Señora Kaax supervised a kitchen crowded with Pop children, emitting fragrant steam like a volcano in Eden. And flowing with key lime soup, tamales tinted green from the plantain leaves they steamed in, salbutes and panuchos with flaky tortilla shells, papadzules in spicy pumpkinseed paste, poc chuc with the pork practically dissolving in its sour orange sauce… timeless, lip-smacking feasts laid out daily within a few yards of the plummeting tourism buses and trucks full of spare parts for the re-invention of local civilization.

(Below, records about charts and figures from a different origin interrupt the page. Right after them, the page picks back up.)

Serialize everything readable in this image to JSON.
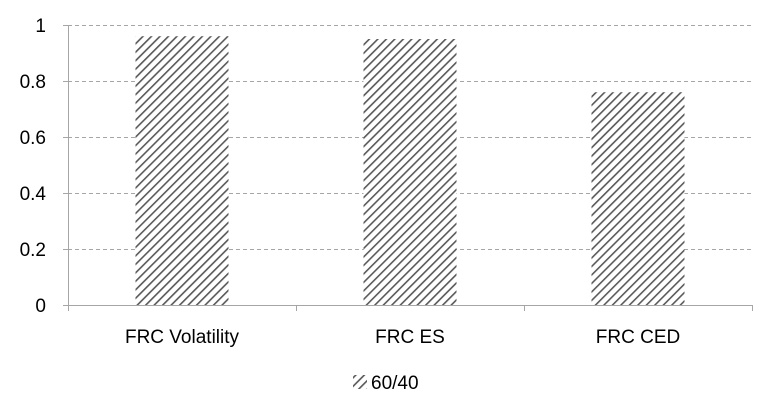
{
  "chart_data": {
    "type": "bar",
    "categories": [
      "FRC Volatility",
      "FRC ES",
      "FRC CED"
    ],
    "series": [
      {
        "name": "60/40",
        "values": [
          0.96,
          0.95,
          0.76
        ]
      }
    ],
    "ylim": [
      0,
      1
    ],
    "yticks": [
      0,
      0.2,
      0.4,
      0.6,
      0.8,
      1
    ],
    "ytick_labels": [
      "0",
      "0.2",
      "0.4",
      "0.6",
      "0.8",
      "1"
    ],
    "grid": true,
    "legend_position": "bottom",
    "colors": {
      "bar_stripe": "#595959",
      "bar_background": "#ffffff",
      "gridline": "#a6a6a6",
      "axis": "#a6a6a6"
    }
  }
}
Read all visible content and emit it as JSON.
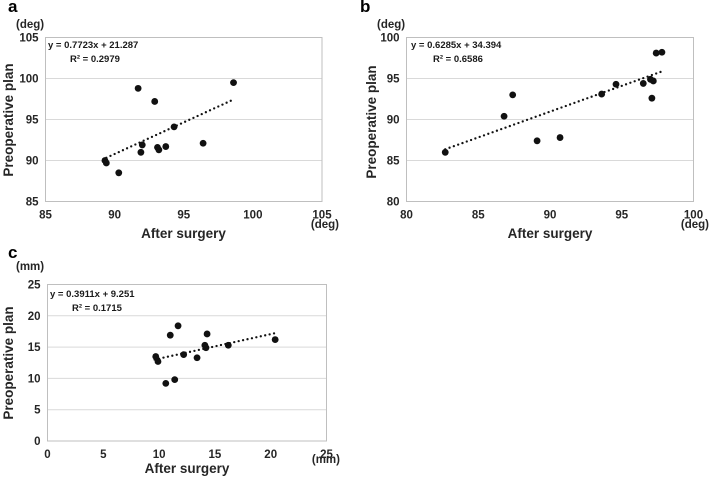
{
  "figure": {
    "background": "#ffffff",
    "colors": {
      "point": "#111111",
      "trendline": "#111111",
      "gridline": "#d9d9d9",
      "plot_border": "#bfbfbf",
      "text": "#262626"
    }
  },
  "chart_data": [
    {
      "id": "a",
      "type": "scatter",
      "panel_label": "a",
      "x_title": "After surgery",
      "y_title": "Preoperative plan",
      "x_unit": "(deg)",
      "y_unit": "(deg)",
      "equation_label": "y = 0.7723x + 21.287",
      "r2_label": "R² = 0.2979",
      "xlim": [
        85,
        105
      ],
      "ylim": [
        85,
        105
      ],
      "xticks": [
        85,
        90,
        95,
        100,
        105
      ],
      "yticks": [
        85,
        90,
        95,
        100,
        105
      ],
      "grid": "horizontal-only",
      "legend": "none",
      "marker": "filled-circle",
      "points": [
        [
          89.3,
          90.0
        ],
        [
          89.4,
          89.7
        ],
        [
          90.3,
          88.5
        ],
        [
          91.7,
          98.8
        ],
        [
          91.9,
          91.0
        ],
        [
          92.0,
          91.9
        ],
        [
          92.9,
          97.2
        ],
        [
          93.1,
          91.6
        ],
        [
          93.2,
          91.3
        ],
        [
          93.7,
          91.7
        ],
        [
          94.3,
          94.1
        ],
        [
          96.4,
          92.1
        ],
        [
          98.6,
          99.5
        ]
      ],
      "trendline": {
        "slope": 0.7723,
        "intercept": 21.287,
        "r_squared": 0.2979,
        "x_start": 89.4,
        "x_end": 98.4,
        "style": "dotted"
      }
    },
    {
      "id": "b",
      "type": "scatter",
      "panel_label": "b",
      "x_title": "After surgery",
      "y_title": "Preoperative plan",
      "x_unit": "(deg)",
      "y_unit": "(deg)",
      "equation_label": "y = 0.6285x + 34.394",
      "r2_label": "R² = 0.6586",
      "xlim": [
        80,
        100
      ],
      "ylim": [
        80,
        100
      ],
      "xticks": [
        80,
        85,
        90,
        95,
        100
      ],
      "yticks": [
        80,
        85,
        90,
        95,
        100
      ],
      "grid": "horizontal-only",
      "legend": "none",
      "marker": "filled-circle",
      "points": [
        [
          82.7,
          86.0
        ],
        [
          86.8,
          90.4
        ],
        [
          87.4,
          93.0
        ],
        [
          89.1,
          87.4
        ],
        [
          90.7,
          87.8
        ],
        [
          93.6,
          93.1
        ],
        [
          94.6,
          94.3
        ],
        [
          96.5,
          94.4
        ],
        [
          97.0,
          94.9
        ],
        [
          97.1,
          92.6
        ],
        [
          97.2,
          94.7
        ],
        [
          97.4,
          98.1
        ],
        [
          97.8,
          98.2
        ]
      ],
      "trendline": {
        "slope": 0.6285,
        "intercept": 34.394,
        "r_squared": 0.6586,
        "x_start": 82.7,
        "x_end": 97.7,
        "style": "dotted"
      }
    },
    {
      "id": "c",
      "type": "scatter",
      "panel_label": "c",
      "x_title": "After surgery",
      "y_title": "Preoperative plan",
      "x_unit": "(mm)",
      "y_unit": "(mm)",
      "equation_label": "y = 0.3911x + 9.251",
      "r2_label": "R² = 0.1715",
      "xlim": [
        0,
        25
      ],
      "ylim": [
        0,
        25
      ],
      "xticks": [
        0,
        5,
        10,
        15,
        20,
        25
      ],
      "yticks": [
        0,
        5,
        10,
        15,
        20,
        25
      ],
      "grid": "horizontal-only",
      "legend": "none",
      "marker": "filled-circle",
      "points": [
        [
          9.7,
          13.5
        ],
        [
          9.9,
          12.7
        ],
        [
          10.6,
          9.2
        ],
        [
          11.0,
          16.9
        ],
        [
          11.4,
          9.8
        ],
        [
          11.7,
          18.4
        ],
        [
          12.2,
          13.8
        ],
        [
          13.4,
          13.3
        ],
        [
          14.1,
          15.3
        ],
        [
          14.2,
          14.9
        ],
        [
          14.3,
          17.1
        ],
        [
          16.2,
          15.3
        ],
        [
          20.4,
          16.2
        ]
      ],
      "trendline": {
        "slope": 0.3911,
        "intercept": 9.251,
        "r_squared": 0.1715,
        "x_start": 9.6,
        "x_end": 20.3,
        "style": "dotted"
      }
    }
  ]
}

But not a particularly brilliant use of prime frontage location, thought Puch and his older brother, who went by Juanito because he thought Mayan names were bush and wanted to get his hands on the new world and new wealth that flowed past their little mom and Pop operation. He worked with tourists at the Cobá ruins and saw how money would flow out of people who were offered a reason to stop blasting around and pause a minute in the world they’d come to look at. He was hot to blow the Pop stand.

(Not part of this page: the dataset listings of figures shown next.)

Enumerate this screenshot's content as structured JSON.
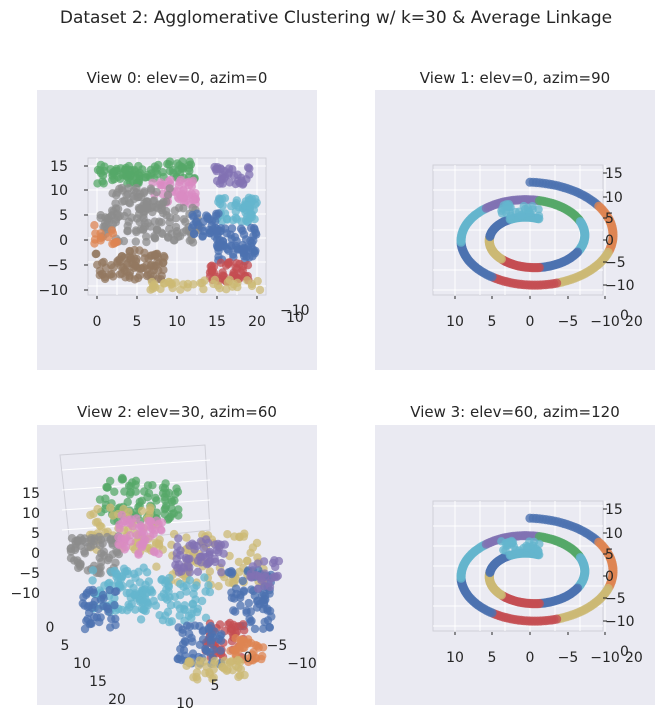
{
  "figure": {
    "title": "Dataset 2: Agglomerative Clustering w/ k=30 & Average Linkage"
  },
  "chart_data": [
    {
      "type": "scatter",
      "title": "View 0: elev=0, azim=0",
      "elev": 0,
      "azim": 0,
      "x_ticks": [
        "0",
        "5",
        "10",
        "15",
        "20"
      ],
      "y_ticks": [
        "15",
        "10",
        "5",
        "0",
        "−5",
        "−10"
      ],
      "z_ticks": [
        "−10",
        "10"
      ],
      "grid": true
    },
    {
      "type": "scatter",
      "title": "View 1: elev=0, azim=90",
      "elev": 0,
      "azim": 90,
      "x_ticks": [
        "10",
        "5",
        "0",
        "−5",
        "−10"
      ],
      "y_ticks": [
        "15",
        "10",
        "5",
        "0",
        "−5",
        "−10"
      ],
      "z_ticks": [
        "0",
        "20"
      ],
      "grid": true
    },
    {
      "type": "scatter",
      "title": "View 2: elev=30, azim=60",
      "elev": 30,
      "azim": 60,
      "x_ticks": [
        "0",
        "5",
        "10",
        "15",
        "20"
      ],
      "y_ticks": [
        "10",
        "5",
        "0",
        "−5",
        "−10"
      ],
      "z_ticks": [
        "15",
        "10",
        "5",
        "0",
        "−5",
        "−10"
      ],
      "grid": true
    },
    {
      "type": "scatter",
      "title": "View 3: elev=60, azim=120",
      "elev": 60,
      "azim": 120,
      "x_ticks": [
        "10",
        "5",
        "0",
        "−5",
        "−10"
      ],
      "y_ticks": [
        "15",
        "10",
        "5",
        "0",
        "−5",
        "−10"
      ],
      "z_ticks": [
        "0",
        "20"
      ],
      "grid": true
    }
  ],
  "palette": {
    "blue": "#4c72b0",
    "orange": "#dd8452",
    "green": "#55a868",
    "red": "#c44e52",
    "purple": "#8172b3",
    "brown": "#937860",
    "pink": "#da8bc3",
    "gray": "#8c8c8c",
    "olive": "#ccb974",
    "cyan": "#64b5cd"
  }
}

Puch, as befitted a youngster named after the Diving God, chief deity at the nearby ruins of Tulum, had always worked as a diver; first plunging down the reef on sheer lung power with a cane and re-bar spear powered by inner tube straps, then a guide to the fish and coral for foreign tourists, most recently a certified PADI Cave Diver shepherding goggle-eyed visitors through the underwater caves and rivers that connected the cenotes.

Their exposure to foreigners let them to conclude that the gringos and europeos and japoneses wanted to see wild life in a wild, but controlled, setting. They captured a large portion of the local surviving caiman population and trapped a dozen spider monkeys from deeper jungle remote from the villages and westernization and opened the Mark I version of CrocoCun, a reptile farm with Mayan trappings, idiotic spiels that were absorbed as if valid, a T-shirt and curio shop and, of course, a killer restaurant/bar.

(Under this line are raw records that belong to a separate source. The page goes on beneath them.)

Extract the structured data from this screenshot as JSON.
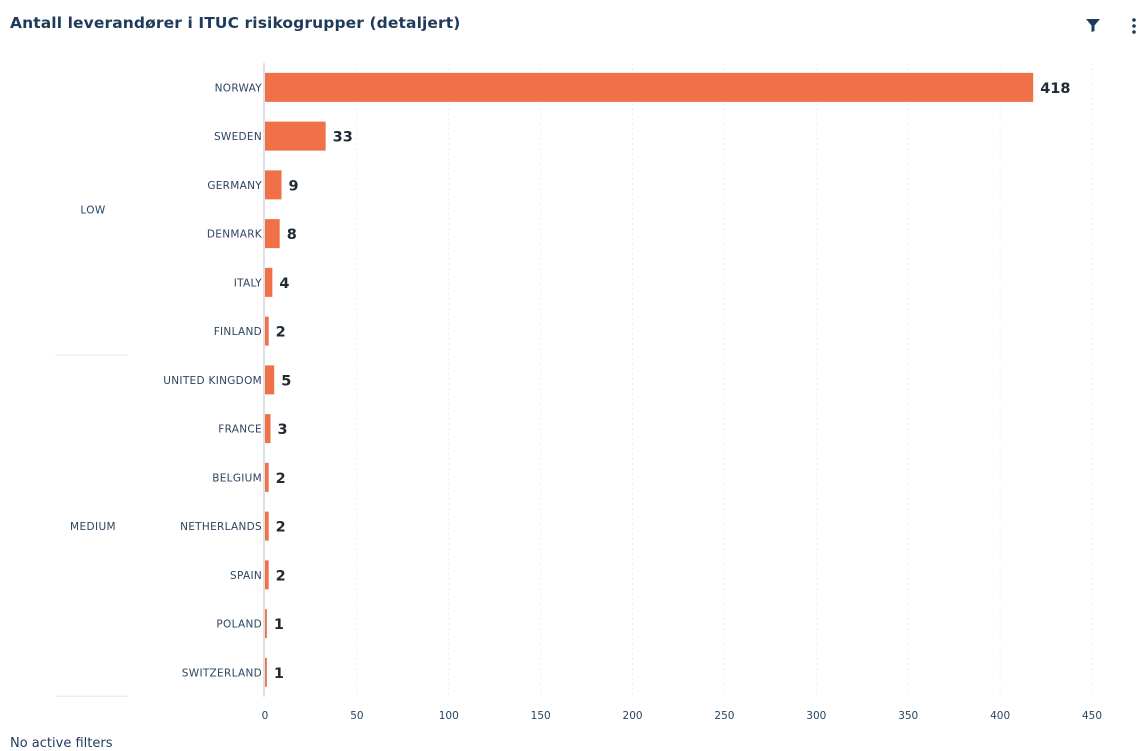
{
  "header": {
    "title": "Antall leverandører i ITUC risikogrupper (detaljert)",
    "filter_icon": "filter-icon",
    "menu_icon": "more-vertical-icon"
  },
  "footer": {
    "filters_text": "No active filters"
  },
  "colors": {
    "bar": "#f07048",
    "title": "#1e3b5a",
    "label": "#2b4560",
    "value": "#1f2a36",
    "grid": "#eeeeee"
  },
  "chart_data": {
    "type": "bar",
    "orientation": "horizontal",
    "title": "Antall leverandører i ITUC risikogrupper (detaljert)",
    "groups": [
      {
        "name": "LOW",
        "categories": [
          "NORWAY",
          "SWEDEN",
          "GERMANY",
          "DENMARK",
          "ITALY",
          "FINLAND"
        ],
        "values": [
          418,
          33,
          9,
          8,
          4,
          2
        ]
      },
      {
        "name": "MEDIUM",
        "categories": [
          "UNITED KINGDOM",
          "FRANCE",
          "BELGIUM",
          "NETHERLANDS",
          "SPAIN",
          "POLAND",
          "SWITZERLAND"
        ],
        "values": [
          5,
          3,
          2,
          2,
          2,
          1,
          1
        ]
      }
    ],
    "xlim": [
      0,
      450
    ],
    "xticks": [
      0,
      50,
      100,
      150,
      200,
      250,
      300,
      350,
      400,
      450
    ],
    "grid": true,
    "legend": "none"
  }
}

At some point Juanito was feeding the little gators and gazing around the eroded limestone walls of the sinkhole, ticked off that Puch had beaten his time with the cute Barcelona girl on their last tour. As he reflected on the irony that the foreign babes he kissed up to so shamelessly were more interested in his brother because he played that whole Maya thing, an inspired instant fell around him–a concept that would twist the Pop estate into its final manifestation. They wanted Mayan, he would give it to them. He left the little lizards struggling over their grisly feed and jogged up the hundred yards to the main buildings, calculating rapidly. The first thing he’d need would be stucco. And lots of cement.

Eyeing him from her bailiwick of millennia, Yaxche exulted again at having witnessed the Beginning of the End.